As a member of the influential Senate Appropriations Committee, Tester included in the Agriculture Appropriations Act an amendment that cuts this year’s funding for Animal ID Program in half, from $14.6 million to $7.3 million. After approving Tester’s and Enzi’s amendment Monday night, the Senate overwhelmingly passed the bill by a vote of 80-17.
“Right now Animal ID is an expensive mess that doesn’t work, and it’s time to take the wind out of the sails,” said Tester, a Big Sandy farmer. “Slashing the funding for the Animal ID—or any other effort that just doesn’t work—is just common sense, and it’s the right thing to do for Montana’s ranchers.”
“The Animal ID program should remain strictly voluntary,” Enzi said. “Rural America doesn’t need another federal program reaching into their lives with burdensome and costly hoops to jump through.”
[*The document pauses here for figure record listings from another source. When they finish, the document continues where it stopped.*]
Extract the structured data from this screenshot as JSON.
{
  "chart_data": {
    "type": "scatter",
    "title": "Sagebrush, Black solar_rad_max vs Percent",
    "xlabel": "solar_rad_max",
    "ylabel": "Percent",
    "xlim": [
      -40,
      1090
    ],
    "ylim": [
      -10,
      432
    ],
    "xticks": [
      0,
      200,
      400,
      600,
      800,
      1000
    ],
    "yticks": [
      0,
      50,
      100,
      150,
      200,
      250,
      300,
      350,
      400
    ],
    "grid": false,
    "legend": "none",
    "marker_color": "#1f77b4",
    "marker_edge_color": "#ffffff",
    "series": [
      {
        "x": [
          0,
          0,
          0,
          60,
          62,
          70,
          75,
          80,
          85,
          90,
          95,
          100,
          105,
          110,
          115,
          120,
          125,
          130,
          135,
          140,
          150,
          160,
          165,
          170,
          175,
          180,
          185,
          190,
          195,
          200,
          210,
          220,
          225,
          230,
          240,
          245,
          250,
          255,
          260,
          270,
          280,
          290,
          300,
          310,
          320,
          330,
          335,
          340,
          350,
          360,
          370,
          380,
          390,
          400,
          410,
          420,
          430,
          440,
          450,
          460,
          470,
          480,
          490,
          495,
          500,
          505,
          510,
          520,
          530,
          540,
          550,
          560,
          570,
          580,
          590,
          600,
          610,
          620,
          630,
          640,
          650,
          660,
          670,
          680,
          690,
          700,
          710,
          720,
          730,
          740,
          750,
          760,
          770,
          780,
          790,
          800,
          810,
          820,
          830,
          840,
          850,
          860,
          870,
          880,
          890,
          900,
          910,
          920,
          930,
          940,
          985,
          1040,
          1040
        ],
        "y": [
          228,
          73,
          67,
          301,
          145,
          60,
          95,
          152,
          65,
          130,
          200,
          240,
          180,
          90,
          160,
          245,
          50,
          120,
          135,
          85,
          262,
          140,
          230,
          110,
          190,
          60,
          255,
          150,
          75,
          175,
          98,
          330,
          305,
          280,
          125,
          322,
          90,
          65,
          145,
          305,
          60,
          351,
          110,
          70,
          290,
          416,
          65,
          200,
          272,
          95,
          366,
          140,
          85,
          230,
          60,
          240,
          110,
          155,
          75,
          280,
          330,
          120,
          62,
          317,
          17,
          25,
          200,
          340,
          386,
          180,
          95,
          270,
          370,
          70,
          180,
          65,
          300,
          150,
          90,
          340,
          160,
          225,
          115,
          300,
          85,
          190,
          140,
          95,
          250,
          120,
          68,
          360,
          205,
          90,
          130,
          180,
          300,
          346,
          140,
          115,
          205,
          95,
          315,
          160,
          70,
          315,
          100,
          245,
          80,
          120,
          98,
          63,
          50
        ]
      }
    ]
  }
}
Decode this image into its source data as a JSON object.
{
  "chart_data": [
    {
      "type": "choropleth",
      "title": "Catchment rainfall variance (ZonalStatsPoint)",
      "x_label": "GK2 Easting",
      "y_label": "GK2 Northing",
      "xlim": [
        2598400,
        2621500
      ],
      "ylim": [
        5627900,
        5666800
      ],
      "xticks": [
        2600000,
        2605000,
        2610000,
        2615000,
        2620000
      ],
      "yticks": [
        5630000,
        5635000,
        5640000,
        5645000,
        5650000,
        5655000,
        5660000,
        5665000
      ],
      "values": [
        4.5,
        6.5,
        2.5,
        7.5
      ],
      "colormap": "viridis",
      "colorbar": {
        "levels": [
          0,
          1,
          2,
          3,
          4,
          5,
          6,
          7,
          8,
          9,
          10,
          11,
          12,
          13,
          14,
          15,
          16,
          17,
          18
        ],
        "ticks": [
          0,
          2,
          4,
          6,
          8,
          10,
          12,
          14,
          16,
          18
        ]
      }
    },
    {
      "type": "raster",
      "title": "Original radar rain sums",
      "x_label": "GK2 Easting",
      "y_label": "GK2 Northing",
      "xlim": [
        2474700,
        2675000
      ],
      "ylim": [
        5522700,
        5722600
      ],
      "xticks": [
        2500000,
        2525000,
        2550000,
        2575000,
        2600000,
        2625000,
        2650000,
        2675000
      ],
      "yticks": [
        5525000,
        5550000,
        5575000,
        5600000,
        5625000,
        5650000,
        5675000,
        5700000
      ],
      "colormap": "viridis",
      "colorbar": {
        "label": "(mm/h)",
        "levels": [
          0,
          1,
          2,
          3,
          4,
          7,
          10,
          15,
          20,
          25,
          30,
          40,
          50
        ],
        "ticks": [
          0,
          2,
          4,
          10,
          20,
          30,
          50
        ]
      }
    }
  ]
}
The Animal ID Program is currently a voluntary initiative by the U.S. Department of Agriculture aimed at tracking livestock from birth to slaughter to enhance food safety.
But, Tester noted, the federal government so far has spent $142 million on Animal ID, with “no success and little popularity.” Tester added that many of the nation’s food safety problems originate when food is processed, not on Montana’s farms and ranches.
Many agriculture organizations have signed on in support of Tester’s and Enzi’s Animal ID amendment.
As a member of the Appropriations Committee, Tester, along with Senator Max Baucus, secured in the Agriculture Appropriations Act more than $7 million in funding for Montana agriculture projects.
The bill now goes to a conference committee to work out differences between the House’s bill and the Senate’s bill.